Et alors là, le Pierre, il se prend la plus monumentale claque
sonique de sa vie.
Il en reste comme deux ronds de flan, planté stupidement la bouche ouverte devant la chose. Stupéfiant. Terrifiant. Magique.
Cette voix ! Mais cette voix ! Et ces sonorités si simples, si
différentes de la bouillie de décibels qu'il consomme habituellement... C'est simple : le Pierre, il n'a jamais entendu ça de sa
vie, il a plutôt été élevé au Top 50, au Jarre et au Souchon - ce
qui passait dans la maison lorsqu'il avait deux, trois, peut être
quatre ans - et n'a fait par la suite que suivre les parcours
tracés par les médias à sa place, causant les ravages que l'on
imagine.
Les titres s'enchaînent, laissant le Pierre de plus en plus perplexe et dérouté au fur et à mesure que ses répères partent en
fumée, mis en pièces par d'improbables dissonances flattant
l'oreille ou par cette voix absolument divine, à des années lumières de toute galaxie connue de lui.
Apogée.
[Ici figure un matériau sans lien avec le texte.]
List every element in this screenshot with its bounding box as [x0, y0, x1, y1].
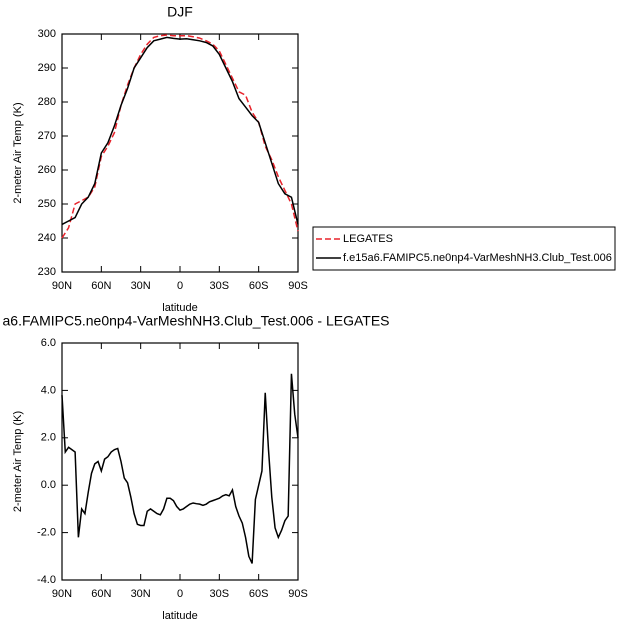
x-tick-label: 90S	[288, 280, 308, 292]
y-axis-label: 2-meter Air Temp (K)	[12, 102, 24, 203]
chart-title: DJF	[167, 4, 193, 20]
series-line	[61, 36, 299, 226]
y-tick-label: 4.0	[41, 384, 56, 396]
x-axis-label: latitude	[162, 610, 197, 622]
legend-label: LEGATES	[343, 233, 393, 245]
y-tick-label: 290	[38, 62, 56, 74]
y-tick-label: 250	[38, 198, 56, 210]
x-tick-label: 90N	[52, 280, 72, 292]
chart-title: a6.FAMIPC5.ne0np4-VarMeshNH3.Club_Test.0…	[3, 313, 390, 329]
x-tick-label: 90S	[288, 588, 308, 600]
x-tick-label: 30S	[210, 280, 230, 292]
x-tick-label: 0	[177, 588, 183, 600]
x-tick-label: 60S	[249, 588, 269, 600]
y-tick-label: 2.0	[41, 432, 56, 444]
x-tick-label: 60N	[91, 588, 111, 600]
x-axis-label: latitude	[162, 302, 197, 314]
legend-label: f.e15a6.FAMIPC5.ne0np4-VarMeshNH3.Club_T…	[343, 252, 612, 264]
x-tick-label: 60N	[91, 280, 111, 292]
x-tick-label: 0	[177, 280, 183, 292]
series-line	[61, 373, 299, 564]
x-tick-label: 30N	[131, 280, 151, 292]
y-tick-label: 0.0	[41, 479, 56, 491]
y-axis-label: 2-meter Air Temp (K)	[12, 411, 24, 512]
plot-frame	[61, 33, 299, 273]
x-tick-label: 30N	[131, 588, 151, 600]
y-tick-label: 300	[38, 28, 56, 40]
x-tick-label: 30S	[210, 588, 230, 600]
x-tick-label: 90N	[52, 588, 72, 600]
y-tick-label: 240	[38, 232, 56, 244]
y-tick-label: 270	[38, 130, 56, 142]
y-tick-label: 280	[38, 96, 56, 108]
y-tick-label: 6.0	[41, 337, 56, 349]
y-tick-label: -4.0	[37, 574, 56, 586]
y-tick-label: -2.0	[37, 527, 56, 539]
legend-box	[312, 226, 616, 271]
x-tick-label: 60S	[249, 280, 269, 292]
y-tick-label: 260	[38, 164, 56, 176]
y-tick-label: 230	[38, 266, 56, 278]
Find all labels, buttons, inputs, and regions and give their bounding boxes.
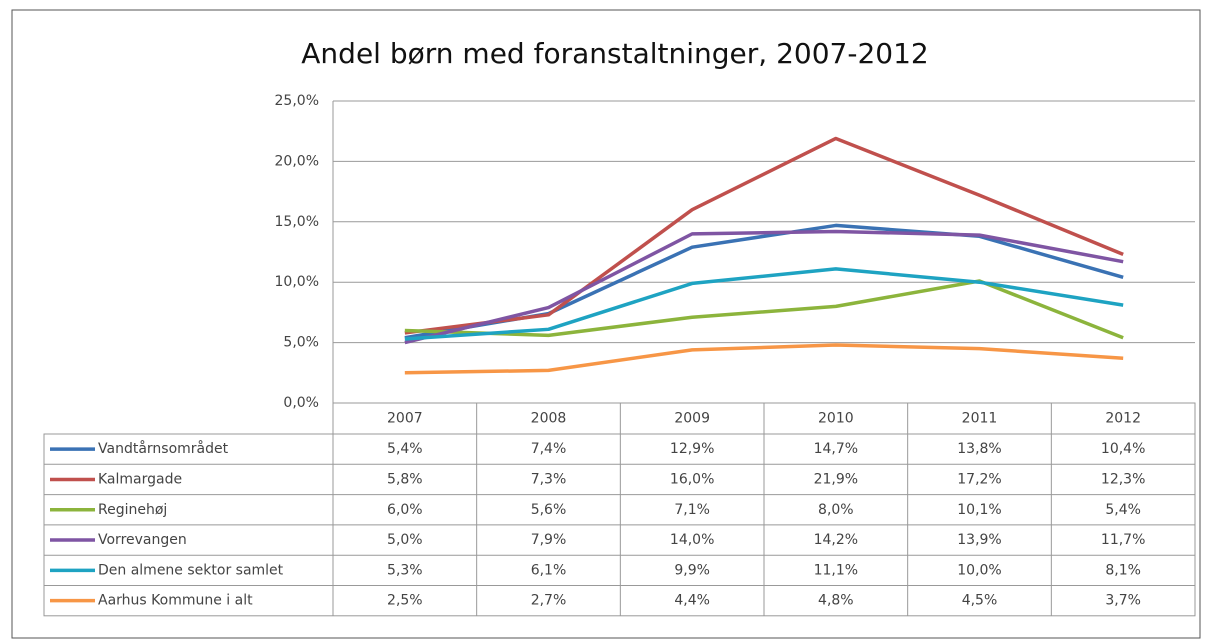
series-line [404, 229, 1124, 345]
legend-label: Den almene sektor samlet [98, 562, 284, 578]
legend-label: Vorrevangen [98, 532, 187, 548]
table-cell: 6,1% [531, 562, 567, 578]
table-cell: 7,3% [531, 471, 567, 487]
table-cell: 10,0% [957, 562, 1001, 578]
series-line [404, 343, 1124, 375]
table-cell: 14,7% [814, 441, 858, 457]
x-tick-label: 2011 [962, 411, 998, 427]
table-cell: 5,0% [387, 532, 423, 548]
y-tick-label: 10,0% [275, 274, 319, 290]
legend-label: Vandtårnsområdet [98, 440, 229, 457]
x-tick-label: 2007 [387, 411, 423, 427]
table-cell: 4,5% [962, 593, 998, 609]
table-cell: 13,9% [957, 532, 1001, 548]
table-cell: 14,2% [814, 532, 858, 548]
table-cell: 11,7% [1101, 532, 1145, 548]
x-tick-label: 2009 [674, 411, 710, 427]
x-tick-label: 2010 [818, 411, 854, 427]
table-cell: 6,0% [387, 502, 423, 518]
table-cell: 8,1% [1105, 562, 1141, 578]
table-cell: 5,6% [531, 502, 567, 518]
table-cell: 2,7% [531, 593, 567, 609]
table-cell: 2,5% [387, 593, 423, 609]
table-cell: 4,4% [674, 593, 710, 609]
table-cell: 12,3% [1101, 471, 1145, 487]
table-cell: 10,1% [957, 502, 1001, 518]
table-cell: 13,8% [957, 441, 1001, 457]
table-cell: 3,7% [1105, 593, 1141, 609]
table-cell: 12,9% [670, 441, 714, 457]
table-cell: 16,0% [670, 471, 714, 487]
y-tick-label: 25,0% [275, 93, 319, 109]
series-line [404, 136, 1124, 335]
table-cell: 5,8% [387, 471, 423, 487]
y-tick-label: 5,0% [283, 335, 319, 351]
series-line [404, 279, 1124, 340]
x-tick-label: 2008 [531, 411, 567, 427]
table-cell: 9,9% [674, 562, 710, 578]
legend-label: Aarhus Kommune i alt [98, 593, 253, 609]
table-cell: 4,8% [818, 593, 854, 609]
table-cell: 5,3% [387, 562, 423, 578]
table-cell: 10,4% [1101, 441, 1145, 457]
frame [11, 9, 1201, 639]
table-cell: 7,4% [531, 441, 567, 457]
table-cell: 14,0% [670, 532, 714, 548]
table-cell: 7,9% [531, 532, 567, 548]
y-tick-label: 15,0% [275, 214, 319, 230]
legend-label: Reginehøj [98, 502, 167, 518]
table-cell: 5,4% [387, 441, 423, 457]
table-cell: 21,9% [814, 471, 858, 487]
table-cell: 17,2% [957, 471, 1001, 487]
table-cell: 11,1% [814, 562, 858, 578]
table-cell: 7,1% [674, 502, 710, 518]
table-cell: 5,4% [1105, 502, 1141, 518]
y-tick-label: 20,0% [275, 153, 319, 169]
chart-title: Andel børn med foranstaltninger, 2007-20… [301, 37, 928, 70]
x-tick-label: 2012 [1105, 411, 1141, 427]
y-tick-label: 0,0% [283, 395, 319, 411]
series-line [404, 267, 1124, 341]
table-cell: 8,0% [818, 502, 854, 518]
legend-label: Kalmargade [98, 471, 182, 487]
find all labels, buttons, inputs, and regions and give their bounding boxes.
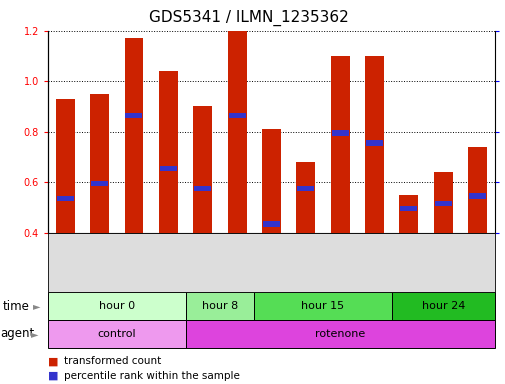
- Text: rotenone: rotenone: [315, 329, 365, 339]
- Bar: [124, 38, 143, 233]
- Bar: [193, 106, 212, 233]
- Text: GDS5341 / ILMN_1235362: GDS5341 / ILMN_1235362: [149, 10, 348, 26]
- Bar: [365, 140, 382, 146]
- Bar: [262, 129, 280, 233]
- Bar: [57, 196, 74, 201]
- Bar: [125, 113, 142, 118]
- Text: hour 0: hour 0: [98, 301, 135, 311]
- Bar: [194, 186, 211, 191]
- Text: time: time: [3, 300, 29, 313]
- Bar: [263, 221, 279, 227]
- Text: ►: ►: [33, 301, 40, 311]
- Bar: [399, 195, 418, 233]
- Text: ►: ►: [31, 329, 38, 339]
- Bar: [330, 56, 349, 233]
- Bar: [297, 186, 314, 191]
- Bar: [399, 206, 417, 212]
- FancyBboxPatch shape: [185, 292, 254, 320]
- FancyBboxPatch shape: [254, 292, 391, 320]
- Text: percentile rank within the sample: percentile rank within the sample: [64, 371, 240, 381]
- Bar: [90, 94, 109, 233]
- Bar: [433, 172, 452, 233]
- Text: ■: ■: [48, 356, 59, 366]
- FancyBboxPatch shape: [391, 292, 494, 320]
- Text: ■: ■: [48, 371, 59, 381]
- Bar: [227, 31, 246, 233]
- Bar: [159, 71, 177, 233]
- Bar: [434, 201, 451, 207]
- FancyBboxPatch shape: [48, 292, 185, 320]
- Bar: [228, 113, 245, 118]
- FancyBboxPatch shape: [48, 320, 185, 348]
- Text: agent: agent: [1, 327, 35, 340]
- Text: hour 24: hour 24: [421, 301, 464, 311]
- Bar: [56, 99, 75, 233]
- Text: hour 15: hour 15: [301, 301, 344, 311]
- Text: control: control: [97, 329, 136, 339]
- Bar: [331, 130, 348, 136]
- Bar: [91, 181, 108, 186]
- FancyBboxPatch shape: [185, 320, 494, 348]
- Bar: [467, 147, 486, 233]
- Bar: [296, 162, 315, 233]
- Bar: [365, 56, 383, 233]
- Text: hour 8: hour 8: [201, 301, 237, 311]
- Text: transformed count: transformed count: [64, 356, 161, 366]
- Bar: [160, 166, 177, 171]
- Bar: [468, 193, 485, 199]
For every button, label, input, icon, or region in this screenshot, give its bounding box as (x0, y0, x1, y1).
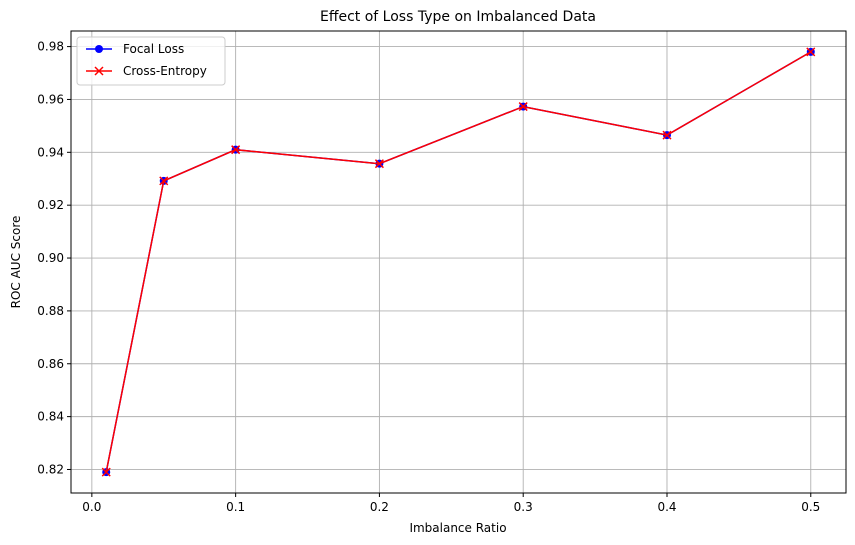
legend-marker-focal-loss (95, 45, 103, 53)
plot-area-frame (70, 30, 847, 494)
data-point-cross-entropy (518, 102, 528, 112)
x-tick-label: 0.0 (82, 500, 101, 514)
grid-lines (71, 31, 846, 493)
y-tick-label: 0.86 (37, 357, 64, 371)
x-axis-label: Imbalance Ratio (409, 521, 506, 535)
y-tick-label: 0.96 (37, 92, 64, 106)
y-axis: 0.82 0.84 0.86 0.88 0.90 0.92 0.94 0.96 0.98 (37, 40, 71, 476)
x-tick-label: 0.4 (657, 500, 676, 514)
x-tick-label: 0.2 (370, 500, 389, 514)
data-point-cross-entropy (159, 176, 169, 186)
legend-label-focal-loss: Focal Loss (123, 42, 184, 56)
y-tick-label: 0.88 (37, 304, 64, 318)
y-tick-label: 0.94 (37, 145, 64, 159)
data-point-cross-entropy (101, 467, 111, 477)
y-tick-label: 0.90 (37, 251, 64, 265)
x-tick-label: 0.3 (514, 500, 533, 514)
series-layer (101, 47, 816, 477)
x-axis: 0.0 0.1 0.2 0.3 0.4 0.5 (82, 493, 820, 514)
data-point-cross-entropy (662, 130, 672, 140)
series-line-cross-entropy (105, 51, 812, 473)
data-point-cross-entropy (231, 145, 241, 155)
x-tick-label: 0.1 (226, 500, 245, 514)
data-point-cross-entropy (806, 47, 816, 57)
legend-box (76, 36, 226, 86)
x-tick-label: 0.5 (801, 500, 820, 514)
y-tick-label: 0.92 (37, 198, 64, 212)
y-tick-label: 0.82 (37, 462, 64, 476)
legend: Focal Loss Cross-Entropy (76, 36, 226, 86)
y-tick-label: 0.98 (37, 40, 64, 54)
y-axis-label: ROC AUC Score (9, 216, 23, 309)
legend-marker-cross-entropy (94, 66, 104, 76)
data-point-cross-entropy (374, 159, 384, 169)
chart-title: Effect of Loss Type on Imbalanced Data (320, 9, 596, 25)
series-line-focal-loss (105, 51, 812, 473)
legend-label-cross-entropy: Cross-Entropy (123, 64, 207, 78)
y-tick-label: 0.84 (37, 410, 64, 424)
Like Someone In Love. En surface, une pureté immaculée
dont il ne se serait jamais attendu à apprécier la texture: voix,
harpe. Une hérésie pour un intoxiqué à la plus haute technicité
guitaristique. En profondeur, dans la tête du Pierre, c'est plutôt le chaos absolu. Comment, mais comment est-ce que ça peut
exister ?! Pourquoi ne lui a t-on jamais parlé de cette musique
plus tôt? Comment a t-il pu passer à côté? Et en même temps vient
l'horrible révélation : il n'est pas le seul. Tout le monde a été
trompé. Jarre ? Satriani ! Quelle blague ! Leur quête semble bien
vaine et futile, à ce moment là. A quoi bon courir après la technique ? Vibrato, Tapping, Solos... Pour quoi faire ? Quelle vani-
té... Avec toute leur virtuosité, ils n'arrivent guère qu'à faire
taper le Pierre du pied. Mais leur musique ne sent rien, elle est
transparente, ne demande rien, ne donne rien... Un grand vide.
Pour la première fois de sa vie, le Pierre fait plus qu'écouter
un disque : il le vit, il en savoure la volupté, il le subit physiquement, il en a la chair de poule.
Le CD se termine sur The Anchor Song, et le Pierre reste tout
tremblant et tout bouleversé. Un peu perdu. Un peu terrifié à
l'idée que, si ça se trouve, TOUS les autres albums au milieu
desquels trônait celui-ci puissent produire les mêmes effets. Il
n'a guère de doute, en fait. Il est sûr que c'est effectivement
le cas, et qu'il y a là tout un monde fabuleux à découvrir.
Björk, signe des Dieux, ça n'est qu'un Debut.